Komnas HAM dan Peretasan Tempo

Menyerang hacker, atau buzzer dan influenzer bayaran, sebetulnya lucu juga. Kenapa yang diserang bukan argumennya, tapi bentuk dan karakter medianya?

Minggu, 23 Agustus 2020 | 21:21 WIB
0
431
Komnas HAM dan Peretasan Tempo
Ilustrasi hacker (Foto: Facebook/Sunardian Wirodono)

Baru saja saya membaca berita “Komnas HAM Minta Polisi Bongkar Peretasan Situs Tempo” (Kompasdotcom, 21/08/2020, 12:13 WIB). Tanpa bermaksud membela peretas, saya menyebut pernyataan Komnas HAM berlebihan. Khas pernyataan orang yang nggak ngerti hidup di jaman apa.

Siapa dan apapun yang hadir di medsos, atau media online, berhubungan dengan internet, sangat dimungkinkan untuk dibajak atau diretas. Tapi dari sejarah perkembangannya, hampir tak ada peretasan berlaku tetap. Peretasan hanyalah semacam gangguan kecil yang segera bisa diatasi. Kecuali yang diretas bener-bener bodoh dan gaptek. Atau kecuali yang dihadapi adalah hacker hitam atau abu-abu.

Di dunia para hacker, ada tiga penggolongan hitam, abu-abu, dan putih. Yang hitam dikategorikan jahat, dengan beberapa ciri operasionalnya. Yang abu-abu jahat juga, karena tujuannya pemerasan atau menawarkan jasa. Sementara hacker putih, tidak mengambil keuntungan apapun, kecuali pada sisi lain justeru sekedar mengingatkan kelemahan sistem pengamanan yang di-hack. Atau jika tidak hanya ingin menunjukkan eksistensinya.

Menilik apa yang dikatakan Setri Yasra, Pimpred tempodotco, peretasan terjadi semalam pukul 00.30 dan berlangsung 15 menit. Peretas memberi pernyataan agar tempo menyetop hoax dan kembali ke jurnalistik yang benar, dengan iringan lagu ‘Gugur Bunga’.

Saya menduga, peretas mungkin merasa terganggu berita tempo soal buzzer bayaran dan sebagainya, dalam hari-hari ini. Ini semacam hacker putih, yang hanya menyatakan eksistensinya. Tak mengambil keuntungan apa-apa, atau tindakan yang merugikan secara material kepada Tempo.

Pernyataan peretas yang disampaikan dalam aksi peretasannya, adalah cara penyampaian pendapat ke media tersebut (sekedar unjuk rasa). Sama seperti jaman analog, membawa poster dan kemudian teriak-teriak di depan gedung lembaga yang diprotes. Jangan lupa, hacker juga punya standar ethic dalam melakukan hacking. Heran?
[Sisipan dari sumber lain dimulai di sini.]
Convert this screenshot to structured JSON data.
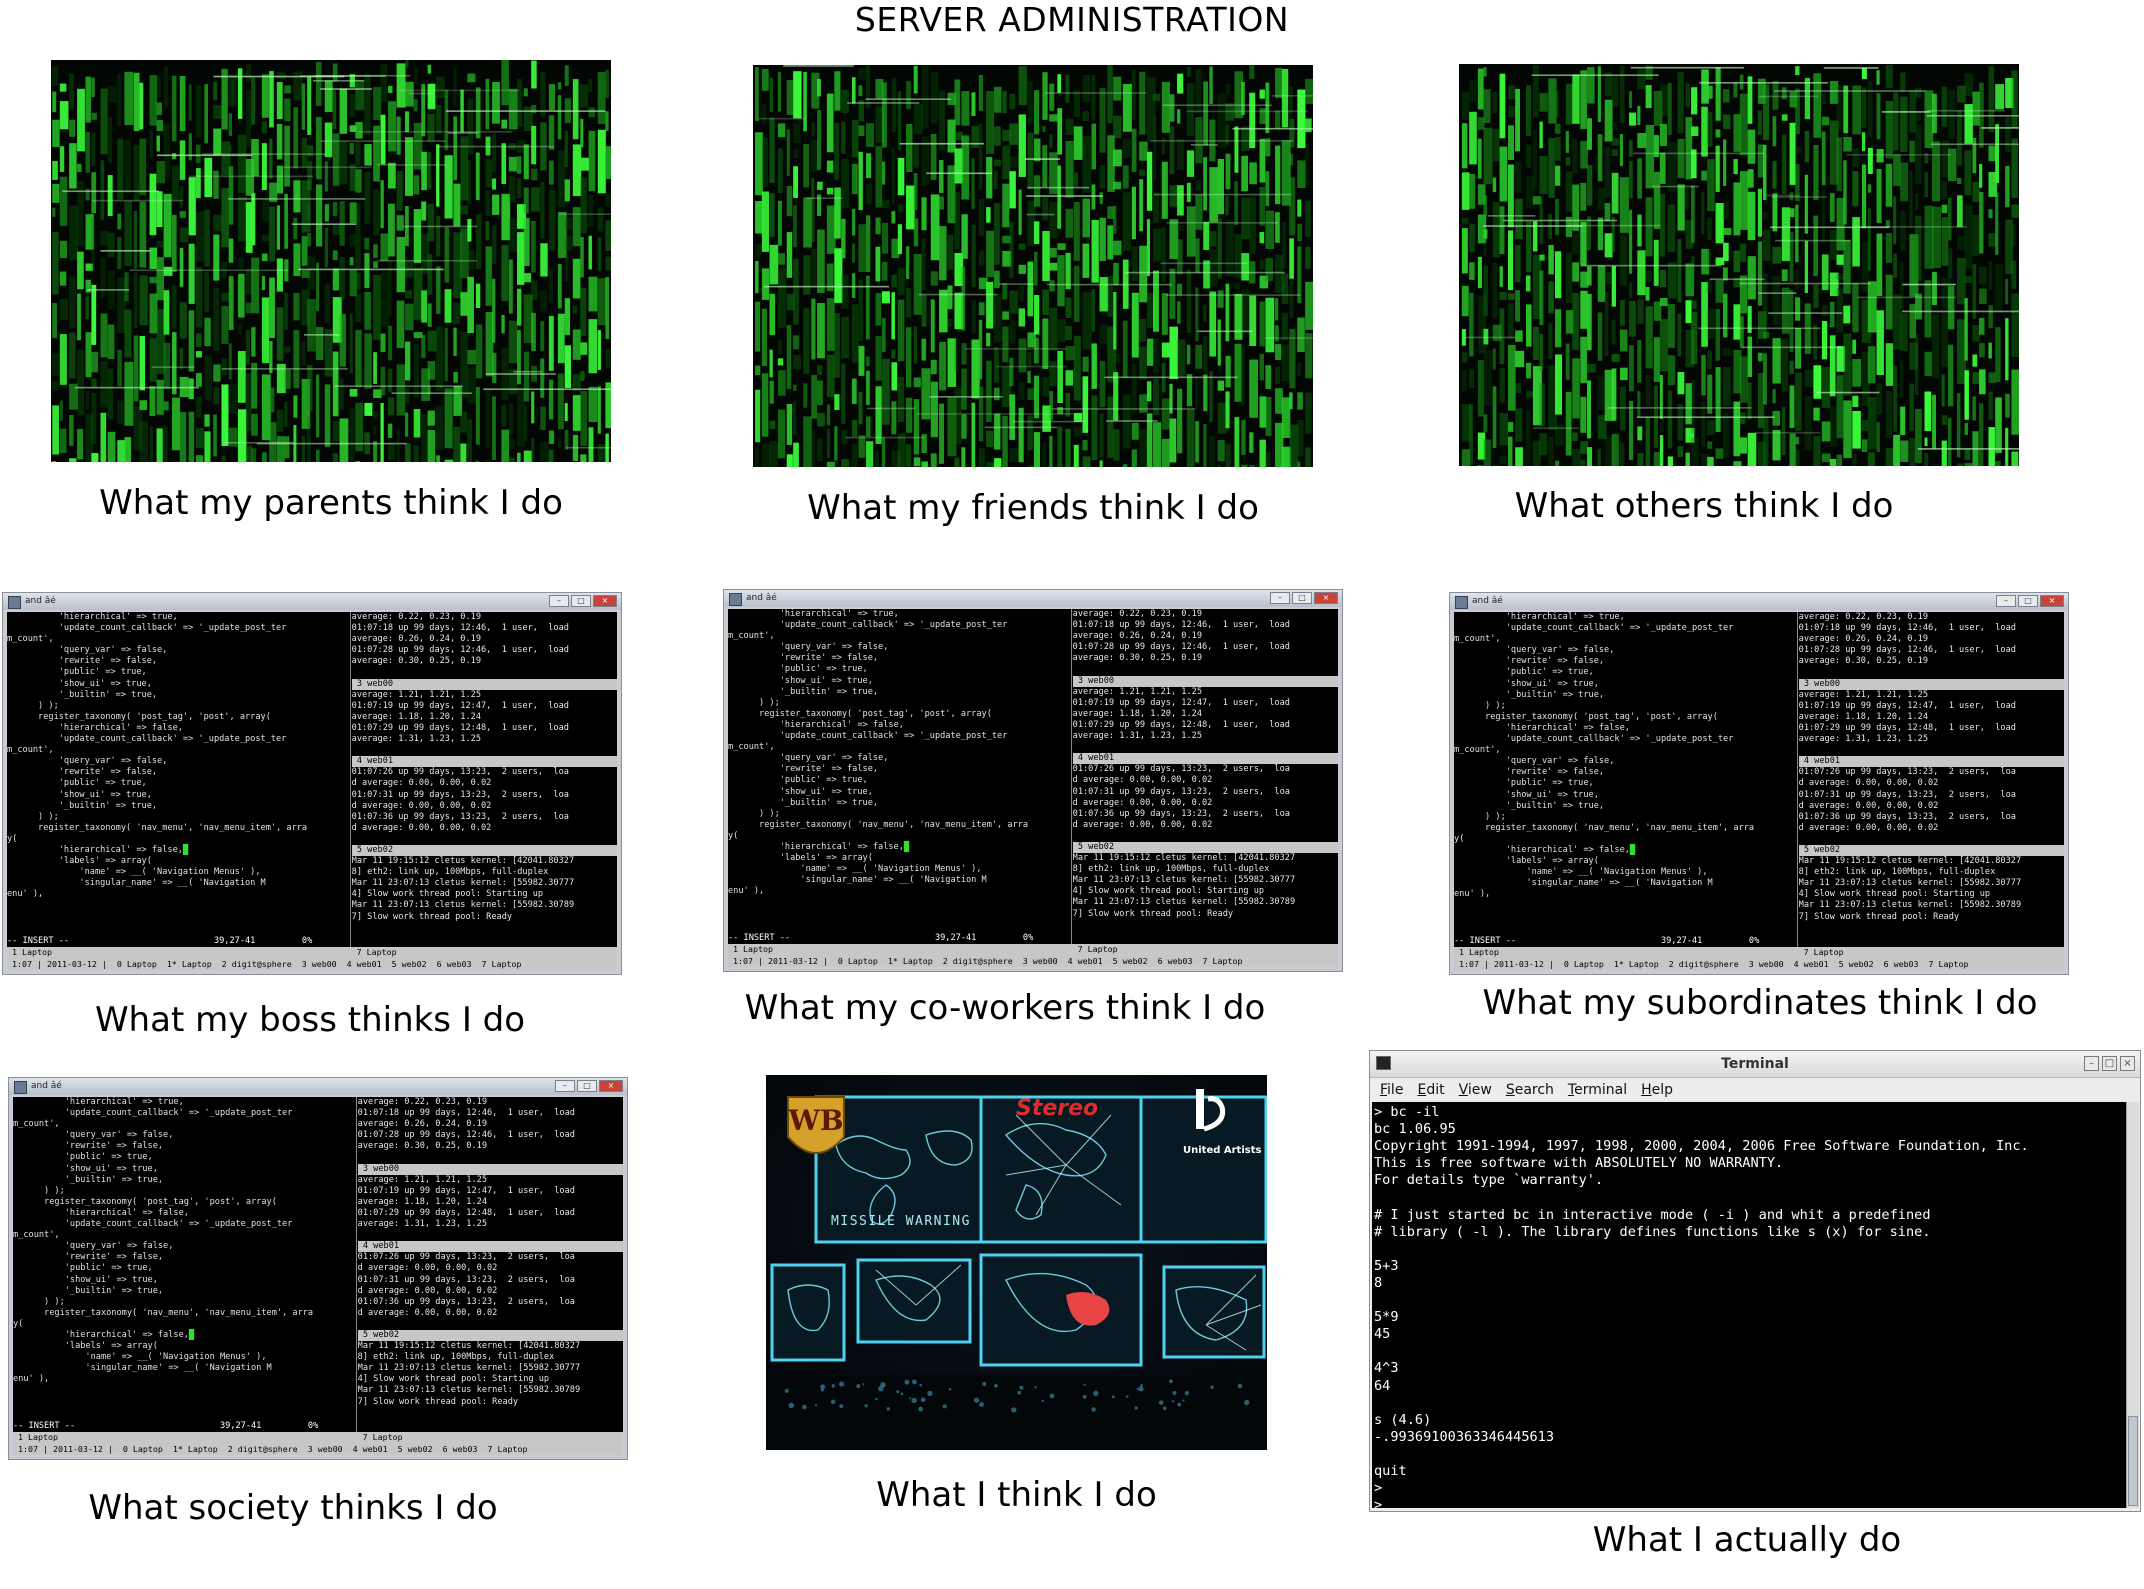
{
  "title": "SERVER ADMINISTRATION",
  "captions": {
    "parents": "What my parents think I do",
    "friends": "What my friends think I do",
    "others": "What others think I do",
    "boss": "What my boss thinks I do",
    "coworkers": "What my co-workers think I do",
    "subordinates": "What my subordinates think I do",
    "society": "What society thinks I do",
    "self": "What I think I do",
    "actual": "What I actually do"
  },
  "colors": {
    "matrix_green": "#33d43a",
    "terminal_red": "#cc2a2a",
    "war_cyan": "#3fc6e6"
  },
  "screen": {
    "window_title": "and âé",
    "left_lines": [
      {
        "t": "          'hierarchical' => true,",
        "c": "r"
      },
      {
        "t": "          'update_count_callback' => '_update_post_ter",
        "c": "r"
      },
      {
        "t": "m_count',",
        "c": "r"
      },
      {
        "t": "          'query_var' => false,",
        "c": "r"
      },
      {
        "t": "          'rewrite' => false,",
        "c": "r"
      },
      {
        "t": "          'public' => true,",
        "c": "r"
      },
      {
        "t": "          'show_ui' => true,",
        "c": "r"
      },
      {
        "t": "          '_builtin' => true,",
        "c": "r"
      },
      {
        "t": "      ) );",
        "c": "w"
      },
      {
        "t": "",
        "c": "w"
      },
      {
        "t": "      register_taxonomy( 'post_tag', 'post', array(",
        "c": "w"
      },
      {
        "t": "          'hierarchical' => false,",
        "c": "r"
      },
      {
        "t": "          'update_count_callback' => '_update_post_ter",
        "c": "r"
      },
      {
        "t": "m_count',",
        "c": "r"
      },
      {
        "t": "          'query_var' => false,",
        "c": "r"
      },
      {
        "t": "          'rewrite' => false,",
        "c": "r"
      },
      {
        "t": "          'public' => true,",
        "c": "r"
      },
      {
        "t": "          'show_ui' => true,",
        "c": "r"
      },
      {
        "t": "          '_builtin' => true,",
        "c": "r"
      },
      {
        "t": "      ) );",
        "c": "w"
      },
      {
        "t": "",
        "c": "w"
      },
      {
        "t": "      register_taxonomy( 'nav_menu', 'nav_menu_item', arra",
        "c": "w"
      },
      {
        "t": "y(",
        "c": "g"
      },
      {
        "t": "          'hierarchical' => false,",
        "c": "r"
      },
      {
        "t": "          'labels' => array(",
        "c": "r"
      },
      {
        "t": "              'name' => __( 'Navigation Menus' ),",
        "c": "r"
      },
      {
        "t": "              'singular_name' => __( 'Navigation M",
        "c": "r"
      },
      {
        "t": "enu' ),",
        "c": "r"
      }
    ],
    "insert_line": "-- INSERT --                            39,27-41         0%",
    "right_lines": [
      {
        "t": "average: 0.22, 0.23, 0.19",
        "h": false
      },
      {
        "t": "01:07:18 up 99 days, 12:46,  1 user,  load",
        "h": false
      },
      {
        "t": "average: 0.26, 0.24, 0.19",
        "h": false
      },
      {
        "t": "01:07:28 up 99 days, 12:46,  1 user,  load",
        "h": false
      },
      {
        "t": "average: 0.30, 0.25, 0.19",
        "h": false
      },
      {
        "t": "",
        "h": false
      },
      {
        "t": " 3 web00",
        "h": true
      },
      {
        "t": "average: 1.21, 1.21, 1.25",
        "h": false
      },
      {
        "t": "01:07:19 up 99 days, 12:47,  1 user,  load",
        "h": false
      },
      {
        "t": "average: 1.18, 1.20, 1.24",
        "h": false
      },
      {
        "t": "01:07:29 up 99 days, 12:48,  1 user,  load",
        "h": false
      },
      {
        "t": "average: 1.31, 1.23, 1.25",
        "h": false
      },
      {
        "t": "",
        "h": false
      },
      {
        "t": " 4 web01",
        "h": true
      },
      {
        "t": "01:07:26 up 99 days, 13:23,  2 users,  loa",
        "h": false
      },
      {
        "t": "d average: 0.00, 0.00, 0.02",
        "h": false
      },
      {
        "t": "01:07:31 up 99 days, 13:23,  2 users,  loa",
        "h": false
      },
      {
        "t": "d average: 0.00, 0.00, 0.02",
        "h": false
      },
      {
        "t": "01:07:36 up 99 days, 13:23,  2 users,  loa",
        "h": false
      },
      {
        "t": "d average: 0.00, 0.00, 0.02",
        "h": false
      },
      {
        "t": "",
        "h": false
      },
      {
        "t": " 5 web02",
        "h": true
      },
      {
        "t": "Mar 11 19:15:12 cletus kernel: [42041.80327",
        "h": false
      },
      {
        "t": "8] eth2: link up, 100Mbps, full-duplex",
        "h": false
      },
      {
        "t": "Mar 11 23:07:13 cletus kernel: [55982.30777",
        "h": false
      },
      {
        "t": "4] Slow work thread pool: Starting up",
        "h": false
      },
      {
        "t": "Mar 11 23:07:13 cletus kernel: [55982.30789",
        "h": false
      },
      {
        "t": "7] Slow work thread pool: Ready",
        "h": false
      }
    ],
    "pane_label_left": " 1 Laptop",
    "pane_label_right": " 7 Laptop",
    "status_bar": " 1:07 | 2011-03-12 |  0 Laptop  1* Laptop  2 digit@sphere  3 web00  4 web01  5 web02  6 web03  7 Laptop"
  },
  "war_room": {
    "missile_warning": "MISSILE WARNING",
    "stereo": "Stereo",
    "united_artists": "United Artists"
  },
  "terminal": {
    "title": "Terminal",
    "menu": [
      "File",
      "Edit",
      "View",
      "Search",
      "Terminal",
      "Help"
    ],
    "lines": [
      "> bc -il",
      "bc 1.06.95",
      "Copyright 1991-1994, 1997, 1998, 2000, 2004, 2006 Free Software Foundation, Inc.",
      "This is free software with ABSOLUTELY NO WARRANTY.",
      "For details type `warranty'.",
      "",
      "# I just started bc in interactive mode ( -i ) and whit a predefined",
      "# library ( -l ). The library defines functions like s (x) for sine.",
      "",
      "5+3",
      "8",
      "",
      "5*9",
      "45",
      "",
      "4^3",
      "64",
      "",
      "s (4.6)",
      "-.99369100363346445613",
      "",
      "quit",
      ">",
      ">"
    ]
  }
}
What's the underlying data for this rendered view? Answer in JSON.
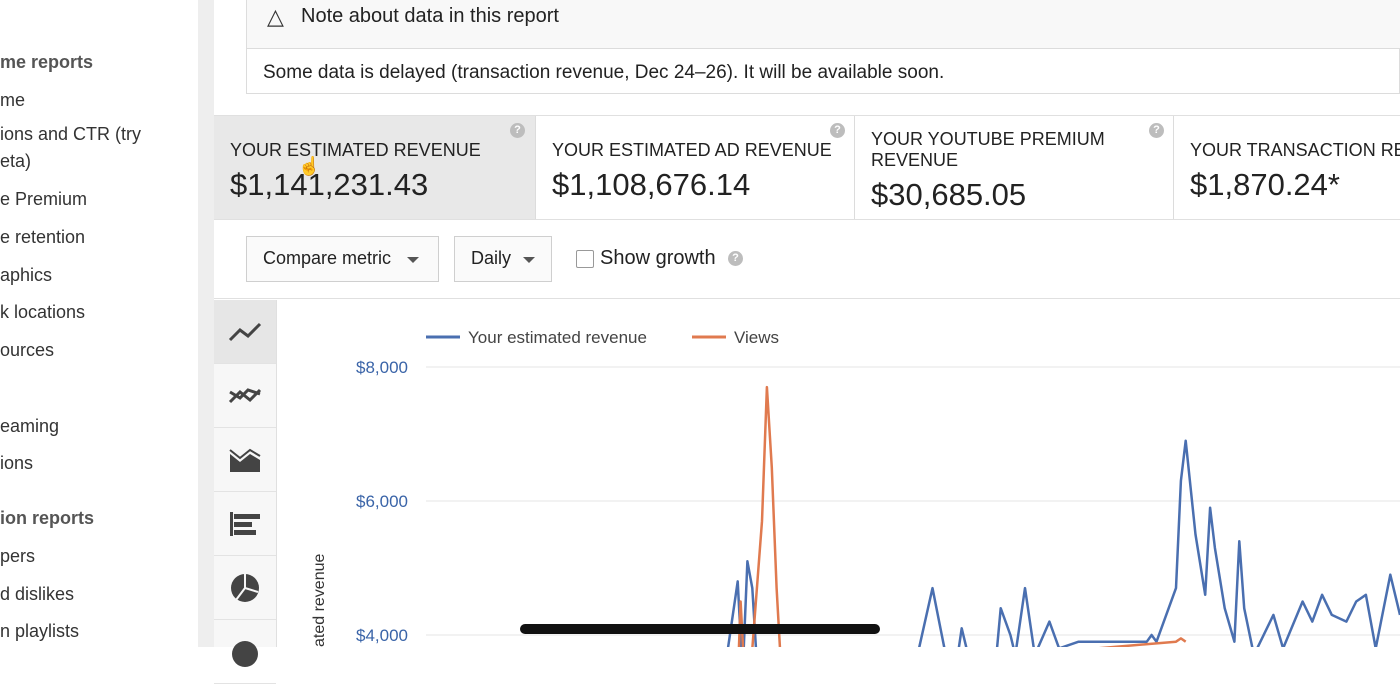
{
  "sidebar": {
    "items": [
      {
        "label": "me reports",
        "header": true
      },
      {
        "label": "me",
        "header": false
      },
      {
        "label": "ions and CTR (try",
        "header": false
      },
      {
        "label": "eta)",
        "header": false
      },
      {
        "label": "e Premium",
        "header": false
      },
      {
        "label": "e retention",
        "header": false
      },
      {
        "label": "aphics",
        "header": false
      },
      {
        "label": "k locations",
        "header": false
      },
      {
        "label": "ources",
        "header": false
      },
      {
        "label": "eaming",
        "header": false
      },
      {
        "label": "ions",
        "header": false
      },
      {
        "label": "ion reports",
        "header": true
      },
      {
        "label": "pers",
        "header": false
      },
      {
        "label": "d dislikes",
        "header": false
      },
      {
        "label": "n playlists",
        "header": false
      }
    ]
  },
  "notice": {
    "icon": "warning-triangle-icon",
    "title": "Note about data in this report",
    "text": "Some data is delayed (transaction revenue, Dec 24–26). It will be available soon."
  },
  "metrics": [
    {
      "label": "YOUR ESTIMATED REVENUE",
      "value": "$1,141,231.43",
      "selected": true
    },
    {
      "label": "YOUR ESTIMATED AD REVENUE",
      "value": "$1,108,676.14",
      "selected": false
    },
    {
      "label": "YOUR YOUTUBE PREMIUM REVENUE",
      "value": "$30,685.05",
      "selected": false
    },
    {
      "label": "YOUR TRANSACTION RE",
      "value": "$1,870.24*",
      "selected": false
    }
  ],
  "controls": {
    "compare_label": "Compare metric",
    "interval_label": "Daily",
    "growth_label": "Show growth"
  },
  "colors": {
    "revenue": "#4a6fb0",
    "views": "#e07a4f",
    "accent": "#3a64a8"
  },
  "chart_data": {
    "type": "line",
    "ylabel": "ated revenue",
    "yticks": [
      "$8,000",
      "$6,000",
      "$4,000"
    ],
    "ylim": [
      3500,
      8800
    ],
    "legend_position": "top-left",
    "grid": true,
    "series": [
      {
        "name": "Your estimated revenue",
        "color": "#4a6fb0",
        "values": [
          {
            "x": 0,
            "y": 2800
          },
          {
            "x": 0.3,
            "y": 2800
          },
          {
            "x": 0.32,
            "y": 4800
          },
          {
            "x": 0.325,
            "y": 3400
          },
          {
            "x": 0.33,
            "y": 5100
          },
          {
            "x": 0.335,
            "y": 4700
          },
          {
            "x": 0.34,
            "y": 3500
          },
          {
            "x": 0.5,
            "y": 3400
          },
          {
            "x": 0.52,
            "y": 4700
          },
          {
            "x": 0.535,
            "y": 3600
          },
          {
            "x": 0.545,
            "y": 3600
          },
          {
            "x": 0.55,
            "y": 4100
          },
          {
            "x": 0.56,
            "y": 3500
          },
          {
            "x": 0.585,
            "y": 3600
          },
          {
            "x": 0.59,
            "y": 4400
          },
          {
            "x": 0.6,
            "y": 4000
          },
          {
            "x": 0.605,
            "y": 3700
          },
          {
            "x": 0.615,
            "y": 4700
          },
          {
            "x": 0.625,
            "y": 3700
          },
          {
            "x": 0.64,
            "y": 4200
          },
          {
            "x": 0.65,
            "y": 3800
          },
          {
            "x": 0.67,
            "y": 3900
          },
          {
            "x": 0.74,
            "y": 3900
          },
          {
            "x": 0.745,
            "y": 4000
          },
          {
            "x": 0.75,
            "y": 3900
          },
          {
            "x": 0.77,
            "y": 4700
          },
          {
            "x": 0.775,
            "y": 6300
          },
          {
            "x": 0.78,
            "y": 6900
          },
          {
            "x": 0.79,
            "y": 5500
          },
          {
            "x": 0.8,
            "y": 4600
          },
          {
            "x": 0.805,
            "y": 5900
          },
          {
            "x": 0.81,
            "y": 5300
          },
          {
            "x": 0.82,
            "y": 4400
          },
          {
            "x": 0.83,
            "y": 3900
          },
          {
            "x": 0.835,
            "y": 5400
          },
          {
            "x": 0.84,
            "y": 4400
          },
          {
            "x": 0.85,
            "y": 3700
          },
          {
            "x": 0.87,
            "y": 4300
          },
          {
            "x": 0.88,
            "y": 3800
          },
          {
            "x": 0.9,
            "y": 4500
          },
          {
            "x": 0.91,
            "y": 4200
          },
          {
            "x": 0.92,
            "y": 4600
          },
          {
            "x": 0.93,
            "y": 4300
          },
          {
            "x": 0.945,
            "y": 4200
          },
          {
            "x": 0.955,
            "y": 4500
          },
          {
            "x": 0.965,
            "y": 4600
          },
          {
            "x": 0.975,
            "y": 3800
          },
          {
            "x": 0.99,
            "y": 4900
          },
          {
            "x": 1.0,
            "y": 4300
          }
        ]
      },
      {
        "name": "Views",
        "color": "#e07a4f",
        "values": [
          {
            "x": 0.32,
            "y": 3300
          },
          {
            "x": 0.323,
            "y": 4500
          },
          {
            "x": 0.327,
            "y": 3400
          },
          {
            "x": 0.33,
            "y": 3800
          },
          {
            "x": 0.333,
            "y": 3400
          },
          {
            "x": 0.345,
            "y": 5700
          },
          {
            "x": 0.35,
            "y": 7700
          },
          {
            "x": 0.355,
            "y": 6500
          },
          {
            "x": 0.36,
            "y": 4700
          },
          {
            "x": 0.365,
            "y": 3400
          },
          {
            "x": 0.77,
            "y": 3900
          },
          {
            "x": 0.775,
            "y": 3950
          },
          {
            "x": 0.78,
            "y": 3900
          }
        ]
      }
    ]
  }
}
Apa yang dilakukan peretas, adalah aksi demo biasa. Tentu saja menjengkelkan, tetapi hal itu akan susah dihindarkan. Masing-masing jenis media, mempunyai karakter dengan cara ucap berbeda. Resiko “bermain” dengan media online atau internet, memahami karakter itu. Maka yang harus dilakukan adalah langkah antisipasi.

Senyatanya, mengutip Yesri pula, tim IT mereka langsung bereaksi, dan bisa mengambil alih kembali situs tempo dalam waktu singkat.

Mengenai tudingan atau ancaman kebebasan jurnalistik, bahaya demokrasi, rasanya kok berlebihan. Lagian, untuk urusan pers ini (mungkin karena Tempo), kok tiba-tiba Komnas HAM heroik banget. Mbok biasa saja. Bukan berarti yang dilakukan peretas tidak salah, tetapi itu kenyataan kita hari ini. Orang luar bisa gampang membongkar kunci kamar rumah kita. Itu karena kelemahan teknologi informasi, yang sampai kini masih mencari cara bagaimana sistem pengamanan lebih terjamin.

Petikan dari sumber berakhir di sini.